Por alguns segundos, minha mãe fez silêncio, olhando para trás. Respirou fundo e, mesmo sem olhar nos meus olhos, ela dirigiu sua fala a mim:

— Como assim, você não quer ver sua prima? Ela está louca perguntando por você, ela precisa de você.

— Não, mulher — em poucos segundos, consegui sentir minha voz ganhar potência. Sentei na cama. — Escuta bem o que vou te dizer. Ela não precisa de mim. Eu sou um monstro. Se eu ficar perto dela, é capaz de ela se machucar ainda mais.

— Não fala uma besteira dessas, garoto — ela enraiveceu a voz.

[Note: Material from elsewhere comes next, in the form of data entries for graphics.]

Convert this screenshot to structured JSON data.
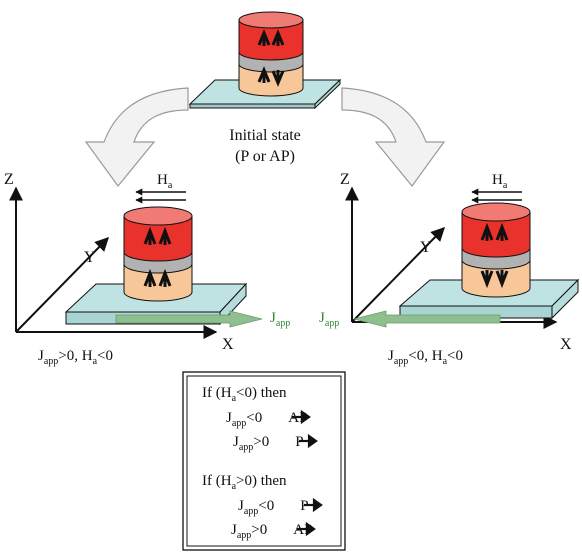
{
  "initial_state": {
    "line1": "Initial state",
    "line2": "(P or AP)"
  },
  "left_panel": {
    "axis_z": "Z",
    "axis_y": "Y",
    "axis_x": "X",
    "field_label": {
      "base": "H",
      "sub": "a"
    },
    "current_label": {
      "base": "J",
      "sub": "app"
    },
    "condition": {
      "j": "J",
      "j_sub": "app",
      "j_rel": ">0, H",
      "h_sub": "a",
      "h_rel": "<0"
    }
  },
  "right_panel": {
    "axis_z": "Z",
    "axis_y": "Y",
    "axis_x": "X",
    "field_label": {
      "base": "H",
      "sub": "a"
    },
    "current_label": {
      "base": "J",
      "sub": "app"
    },
    "condition": {
      "j": "J",
      "j_sub": "app",
      "j_rel": "<0, H",
      "h_sub": "a",
      "h_rel": "<0"
    }
  },
  "rules": {
    "block1": {
      "if": "If  (H",
      "h_sub": "a",
      "cond": "<0)  then",
      "r1_j": "J",
      "r1_sub": "app",
      "r1_rel": "<0",
      "r1_res": "AP",
      "r2_j": "J",
      "r2_sub": "app",
      "r2_rel": ">0",
      "r2_res": "P"
    },
    "block2": {
      "if": "If  (H",
      "h_sub": "a",
      "cond": ">0)  then",
      "r1_j": "J",
      "r1_sub": "app",
      "r1_rel": "<0",
      "r1_res": "P",
      "r2_j": "J",
      "r2_sub": "app",
      "r2_rel": ">0",
      "r2_res": "AP"
    }
  },
  "colors": {
    "free_layer": "#e8322b",
    "spacer": "#b2b2b2",
    "fixed_layer": "#f7c79a",
    "substrate": "#bfe3e3",
    "current_arrow": "#8fbf8f",
    "current_text": "#2e8b2e"
  }
}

— Besteira, não, mulher. É a verdade. Porque se eu tivesse denunciado esse cara antes, ele nem teria chegado perto da Bruna — por um momento, fizemos silêncio até minha mente rebobinar tudo o que era possível para dar mais uma resposta. — Aliás... se eu sou um monstro, você também é. Sabia o que estava acontecendo comigo. Mas a pior parte é que, quando aconteceu com você, você não teve a coragem — senti o coração acelerar, o tom de voz subir. — de denunciá-lo. Eu só continuei o ciclo. Mas isso me torna tão desgraçado quanto você. O ciclo não precisava nem ter começado. Nós dois somos pessoas terríveis. Não à toa eu sou seu filho. Só falta me fala que eu também sou filho desse cara.

Ela deixou o quarto antes que eu terminasse todas as minhas sentenças. Deitei na cama, esperando que ela afundasse no chão e que a terra me engolisse vivo. Fechei os olhos esperando aquele tipo de morte sem dor, sem sentimentos. O som daquela coisa entrando na minha veia não me deixava dormir. Me revirei na cama várias vezes. Até esperei a Bruna entrar por aquela porta, mas acho que ela resolveu ser deixada em paz. Melhor pra ela.

Por volta das 22h, eu acordei com o susto de uma porta batendo logo atrás de mim.

— Esse aqui é o quarto?

Vi a enfermeira entrar com um ser muito parecido com o da escola. Rogério. Olhos vendados, talvez pré, talvez pós-cirurgia. Ele entrou com um sorriso muito grande no rosto. A enfermeira fechou a porta após ele e ele foi tateando a sala chamando meu nome.

— Responde, por favor, meus olhos novos estão descansando.

Sentei na cama e peguei o braço dele estendido no ar. Ele sorriu.

— Olha aí meu garoto.

— Não sabia que tinha sido comprado por você. — brinquei, puxando-o aos poucos para se sentar na cadeira ao meu lado.

— Tsc, pára de palhaçada — ele disse, soltando o braço da minha mão. — E aí? Como tá o galo na cabeça?

— Você não vai querer saber. Mas acho que a sua cirurgia correu bem, não é? — encostei os dedos em sua venda.